The relation between turbulent and chemical time scales (Damköhler numbers) and segregation intensities (indicators of the extent of mixing between chemical species by turbulence) suggest that there was a minimal influence of chemistry on above canopy fluxes of the NO-O3-NO2 triad during the day. Although minimal, the chemistry might have been enough to create the NO sink evident in the above canopy fluxes. There is evidence of night-time conversion of soil biogenic NO to NO2 as well as the possible formation of nitrous acid (HONO) and nitric acid (HNO3) below the canopy through heterogeneous processes in the presence of dew and fog. Vertical gradients and estimated fluxes below the forest canopy showed that the O3 sink is so strong that none of the NO from the soil manages to reach the top of the canopy. The entire NO observed above the canopy is most likely due to horizontal advection and photochemical production.

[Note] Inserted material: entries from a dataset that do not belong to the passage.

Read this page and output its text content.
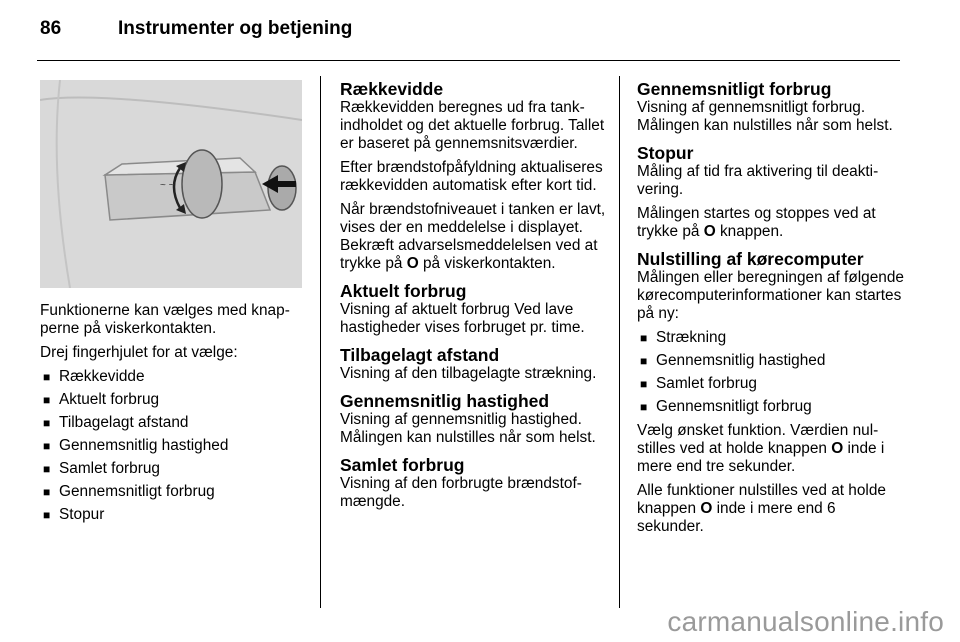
86	Instrumenter og betjening
~ ~

Funktionerne kan vælges med knapperne på viskerkontakten.

Drej fingerhjulet for at vælge:

■ Rækkevidde
■ Aktuelt forbrug
■ Tilbagelagt afstand
■ Gennemsnitlig hastighed
■ Samlet forbrug
■ Gennemsnitligt forbrug
■ Stopur
Rækkevidde

Rækkevidden beregnes ud fra tankindholdet og det aktuelle forbrug. Tallet er baseret på gennemsnitsværdier.

Efter brændstofpåfyldning aktualiseres rækkevidden automatisk efter kort tid.

Når brændstofniveauet i tanken er lavt, vises der en meddelelse i displayet. Bekræft advarselsmeddelelsen ved at trykke på O på viskerkontakten.

Aktuelt forbrug

Visning af aktuelt forbrug Ved lave hastigheder vises forbruget pr. time.

Tilbagelagt afstand

Visning af den tilbagelagte strækning.

Gennemsnitlig hastighed

Visning af gennemsnitlig hastighed. Målingen kan nulstilles når som helst.

Samlet forbrug

Visning af den forbrugte brændstofmængde.

Gennemsnitligt forbrug

Visning af gennemsnitligt forbrug. Målingen kan nulstilles når som helst.

Stopur

Måling af tid fra aktivering til deaktivering.

Målingen startes og stoppes ved at trykke på O knappen.

Nulstilling af kørecomputer

Målingen eller beregningen af følgende kørecomputerinformationer kan startes på ny:

■ Strækning
■ Gennemsnitlig hastighed
■ Samlet forbrug
■ Gennemsnitligt forbrug

Vælg ønsket funktion. Værdien nulstilles ved at holde knappen O inde i mere end tre sekunder.

Alle funktioner nulstilles ved at holde knappen O inde i mere end 6 sekunder.

carmanualsonline.info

This dissertation has proven that reliable, fast turbulent measurements of NO and NO2 can be simultaneously made above a forest canopy. It has also demonstrated the importance of quality control and precision on reactive trace gas flux measurements. For central European forests with low soil NO emissions under moderate pollution, the forest canopy acts as a net source of NO2 and a net sink of NO and O3. Issues such as advection make the evolution of the NO-O3-NO2 triad in the trunk space a complicated issue to fully understand without additional, rigorous on-site measurements and analysis. Additional work should look at the possibility of partitioning the in-canopy and above canopy flux of the triad as well as reformulating the Damköhler number to include an advection term.